No matter what role a student decides to undertake within a conference, they will learn something new about themselves and the planet we call our home. DCMUN is a seed bed for growing leaders, allowing them to learn the skills they need to make changes and improve our world.
David Moore, Director of DC MUN
The most common form of participation is in the role of a delegate; their task is to represent a country within their committee. Speaking in debates is not for the promotion of their own personal views but to represent the foreign policy of their delegation. They research the issues before the conference, in order to make the debates more engaging and thus find meaningful solutions to real world problems.
The Admin staff are a crucial part of every conference; they make sure that everything behind the scenes is running smoothly. From preparing rooms to serving food, and passing notes inside committees, their work is an opportunity to experience MUN from a different perspective. Conferences simply could not be the grand events they are without the meticulous, exacting preparations of the Admin team.
Members of the Press team are responsible for producing booklets to be handed out both before the conference and after each day of the conference, each one filled with information, articles, and photos. They also serve as our photographers, and produce the ever-anticipated conference video.
Pre-conference, student officers produce the research reports created before the conference, which allow delegates to learn more about the issues they will be debating.
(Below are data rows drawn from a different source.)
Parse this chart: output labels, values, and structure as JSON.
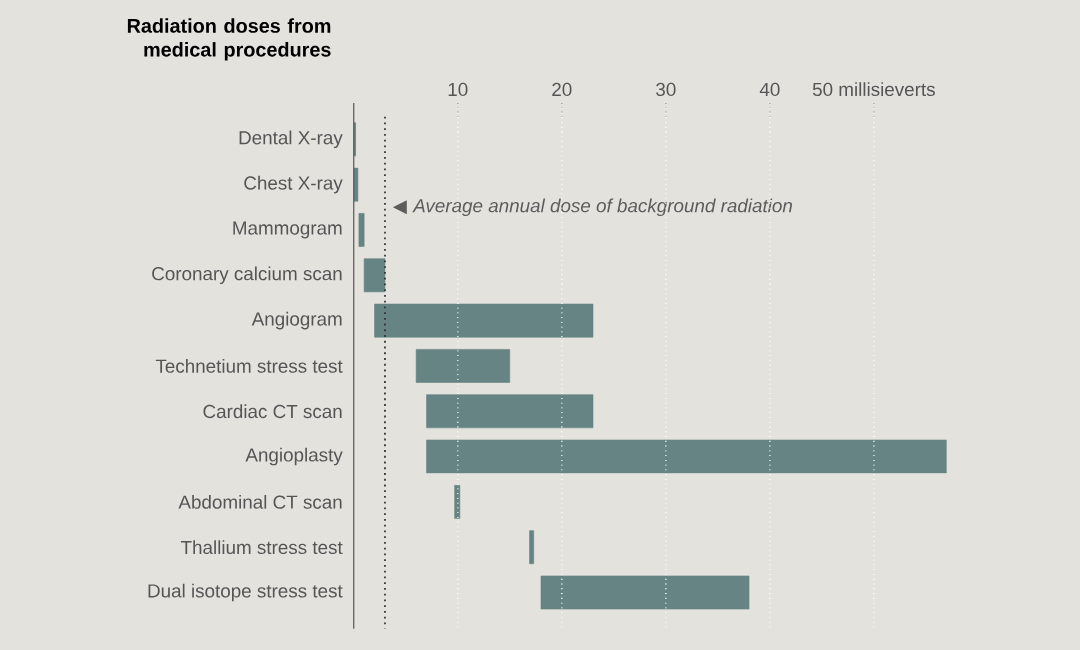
{
  "chart_data": {
    "type": "bar",
    "orientation": "horizontal",
    "title": "Radiation doses from medical procedures",
    "categories": [
      "Dental X-ray",
      "Chest X-ray",
      "Mammogram",
      "Coronary calcium scan",
      "Angiogram",
      "Technetium stress test",
      "Cardiac CT scan",
      "Angioplasty",
      "Abdominal CT scan",
      "Thallium stress test",
      "Dual isotope stress test"
    ],
    "base": [
      0,
      0,
      0.5,
      1,
      2,
      6,
      7,
      7,
      9.7,
      16.9,
      18
    ],
    "values": [
      0.2,
      0.4,
      0.5,
      2,
      21,
      9,
      16,
      50,
      0.5,
      0.4,
      20
    ],
    "color": "#658483",
    "xlim": [
      0,
      57
    ],
    "xticks": [
      10,
      20,
      30,
      40,
      {
        "value": 50,
        "label": "50 millisieverts"
      }
    ],
    "grid": "x",
    "ref_lines": [
      {
        "axis": "x",
        "value": 3,
        "label": "Average annual dose of background radiation",
        "line_style": "dotted",
        "color": "#333333"
      }
    ]
  }
}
During the conference, they are responsible for chairing the debates, as well as ensuring there is order within a committee.
DCMUN leaders meet leaders of the United Nations, and talk with diplomats, ambassadors, journalists, and CEOs of non-government organisations and charities. A while ago, DC students visited Amina Mohammed, Deputy Secretary on the United Nations in her New York office, as well as dignitaries in Washington, in the UK and Italy.
DCMUN is a wonderful opportunity to make friends and contacts from around the world. All this has meant that active membership is a great opportunity to build academic CVs before applying for universities. Many of our MUN leaders take offers at world’s elite universities, including Oxford, Cambridge, Harvard, and Yale.
Doha College students are helped in following the debate’s formal style by the training they receive in the months leading up to the conference. The MUN club offers a wide range of other opportunities for those taking part besides those of a delegate. Administration staff are tasked with the essential jobs that make the conference possible – from preparing committee rooms to distributing food. The conference press team prepare newsletters before, after and during the conference, and take photos and videos of the days’ proceedings. Student officers’ duties are to chair the debates and try and ensure all delegates participate so that all sides of an argument are heard. Since MUN naturally fosters a sense of responsibility and organisation, there are clear progression paths for those students who are committed to the club. In their final years, experienced students may be given the opportunity to become part of the conference’s executive team, and help plan the proceedings. The emphasis is always that students take the lead in organising the conference rather than staff.